7月13日 07:00 城門前にて
「御主人様、こんなところにおられたのですか。
おはようございます。お部屋にお見えになれなかったもので、どこに行かれたかと探してしまいましたよ。
普段より体調が良さそうで何よりです。お庭を見て何を思われていたのでしょうか」
「そうですか。でもパルサーさんのことですから、あなた様が想像しているものよりももっとすごい御庭を造られると思いますよ。生垣の他にあったものといえばほとんどがジャガイモでしたから。庭というより畑でしたね。
そういえばリスリルさんの要望で、池か泉を作ってほしいとのことでした。それを造ってくれれば文句はないと頬を膨らませて言っておりました」
「パルサーさんが疲れたと仰ってたのですか?
はあ、そうかもしれません。昨夜遅くにこちらへ御戻りになられたとき、どうも顔色が優れない気も致しましたが、アンドロイドが疲れるとは思えませんし、もしかしたらどこか部分的に故障が発生したのかもしれません。

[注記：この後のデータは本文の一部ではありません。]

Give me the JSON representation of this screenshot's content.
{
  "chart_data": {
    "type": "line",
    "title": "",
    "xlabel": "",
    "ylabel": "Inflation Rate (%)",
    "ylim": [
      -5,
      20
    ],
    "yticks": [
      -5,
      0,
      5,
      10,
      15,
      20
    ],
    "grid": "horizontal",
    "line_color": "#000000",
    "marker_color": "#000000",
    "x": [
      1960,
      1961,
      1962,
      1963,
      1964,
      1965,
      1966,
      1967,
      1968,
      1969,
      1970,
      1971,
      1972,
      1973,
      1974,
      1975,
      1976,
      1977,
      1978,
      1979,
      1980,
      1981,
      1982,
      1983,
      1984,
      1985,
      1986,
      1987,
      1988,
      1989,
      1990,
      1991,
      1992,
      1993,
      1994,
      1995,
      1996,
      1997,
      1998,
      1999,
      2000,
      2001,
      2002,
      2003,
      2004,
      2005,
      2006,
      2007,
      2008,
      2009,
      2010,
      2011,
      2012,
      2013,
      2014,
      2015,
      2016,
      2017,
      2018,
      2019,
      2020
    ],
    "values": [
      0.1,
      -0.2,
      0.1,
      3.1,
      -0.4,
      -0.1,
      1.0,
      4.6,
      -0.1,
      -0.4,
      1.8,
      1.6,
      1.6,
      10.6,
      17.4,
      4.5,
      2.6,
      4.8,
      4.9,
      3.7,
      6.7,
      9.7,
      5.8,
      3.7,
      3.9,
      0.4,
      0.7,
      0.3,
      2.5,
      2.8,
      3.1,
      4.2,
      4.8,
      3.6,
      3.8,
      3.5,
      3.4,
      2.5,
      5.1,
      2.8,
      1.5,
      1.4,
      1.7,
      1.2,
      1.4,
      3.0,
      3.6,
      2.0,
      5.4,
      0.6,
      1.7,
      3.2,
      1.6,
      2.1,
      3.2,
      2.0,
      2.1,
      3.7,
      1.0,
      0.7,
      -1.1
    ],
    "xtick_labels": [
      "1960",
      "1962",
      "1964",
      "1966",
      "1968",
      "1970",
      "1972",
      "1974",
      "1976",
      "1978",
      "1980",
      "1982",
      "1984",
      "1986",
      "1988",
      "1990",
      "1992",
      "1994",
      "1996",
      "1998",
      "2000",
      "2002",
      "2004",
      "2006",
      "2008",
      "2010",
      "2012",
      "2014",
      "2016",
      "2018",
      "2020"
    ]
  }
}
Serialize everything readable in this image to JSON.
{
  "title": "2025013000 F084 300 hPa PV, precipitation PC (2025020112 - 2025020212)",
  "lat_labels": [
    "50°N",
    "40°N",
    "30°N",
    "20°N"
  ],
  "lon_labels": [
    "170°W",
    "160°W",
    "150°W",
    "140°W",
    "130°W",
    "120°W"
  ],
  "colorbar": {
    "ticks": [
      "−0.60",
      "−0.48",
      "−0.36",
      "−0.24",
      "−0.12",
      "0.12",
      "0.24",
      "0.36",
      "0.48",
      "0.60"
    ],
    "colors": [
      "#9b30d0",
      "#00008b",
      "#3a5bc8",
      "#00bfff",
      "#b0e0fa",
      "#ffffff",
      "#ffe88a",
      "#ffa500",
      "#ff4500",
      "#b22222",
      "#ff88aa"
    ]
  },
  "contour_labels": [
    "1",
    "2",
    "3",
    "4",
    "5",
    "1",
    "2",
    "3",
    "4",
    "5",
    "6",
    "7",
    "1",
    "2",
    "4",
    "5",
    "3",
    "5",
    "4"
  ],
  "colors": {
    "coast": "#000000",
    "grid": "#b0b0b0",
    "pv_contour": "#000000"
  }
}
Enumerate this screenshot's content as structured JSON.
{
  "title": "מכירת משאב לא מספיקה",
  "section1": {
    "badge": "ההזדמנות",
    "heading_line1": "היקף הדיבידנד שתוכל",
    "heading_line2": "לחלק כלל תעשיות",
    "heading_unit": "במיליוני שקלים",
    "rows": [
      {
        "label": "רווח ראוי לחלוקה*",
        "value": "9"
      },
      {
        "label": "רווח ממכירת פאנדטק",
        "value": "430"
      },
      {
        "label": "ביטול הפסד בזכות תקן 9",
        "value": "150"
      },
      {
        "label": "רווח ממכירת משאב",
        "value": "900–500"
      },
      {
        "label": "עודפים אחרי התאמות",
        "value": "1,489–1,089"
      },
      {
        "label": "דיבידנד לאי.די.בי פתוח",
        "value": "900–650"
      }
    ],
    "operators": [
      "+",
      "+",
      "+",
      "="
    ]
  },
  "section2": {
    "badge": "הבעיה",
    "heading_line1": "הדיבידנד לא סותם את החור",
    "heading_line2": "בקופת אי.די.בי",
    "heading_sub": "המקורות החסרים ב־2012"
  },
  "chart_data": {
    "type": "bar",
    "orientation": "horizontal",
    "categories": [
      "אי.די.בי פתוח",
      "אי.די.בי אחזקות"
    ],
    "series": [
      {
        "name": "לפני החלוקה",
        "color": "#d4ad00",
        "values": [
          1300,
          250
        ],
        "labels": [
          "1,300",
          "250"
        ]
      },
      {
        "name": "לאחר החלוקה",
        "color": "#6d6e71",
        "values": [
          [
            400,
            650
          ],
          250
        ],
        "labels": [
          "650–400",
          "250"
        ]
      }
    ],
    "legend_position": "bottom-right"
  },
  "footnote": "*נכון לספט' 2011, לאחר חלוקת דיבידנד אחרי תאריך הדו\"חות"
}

ですが、今朝は元気でしたので特に問題はないかと思います。なにかあれば、その時は皆で解決策を考えましょう」
「この城の秘密を知られたかもですと?
その可能性はないかと思いますが。村で根拠の無い噂を聞いたところで、ここに住んでいるパルサーさんでしたらその真偽もすぐに分かるでしょう。
吸血鬼やウンディーネがこの城にいると村で聞いてしまわれたならば大問題ですが、それがばれているのなら徒党を組んだ大人数の人が攻め込んでくるに違いありません。もし、そう言った不穏な空気があればすぐに伝えるようにと申しつけておきましたが、彼女の口からは素晴らしい村だったとしか聞いておりません。もちろん、吸血鬼やウンディーネの話も口から出てきませんでした。
何か口止めされているとか、そういった様子は見えませんが……。
この話を続けるのならばお部屋に戻りませんか? パルサーさんに聞かれると話がこじれてしまう可能性もありますので」
「そうですね。あまり彼女を疑いたくはないのは私も一緒です。
朝食はもうそろそろ出来上がりますので、出来たらお呼びいたしますね。
今日は全て召し上がられることを期待しております。
私はパルサーさんと共に食堂にいますので、何かあればお申し付け下さい。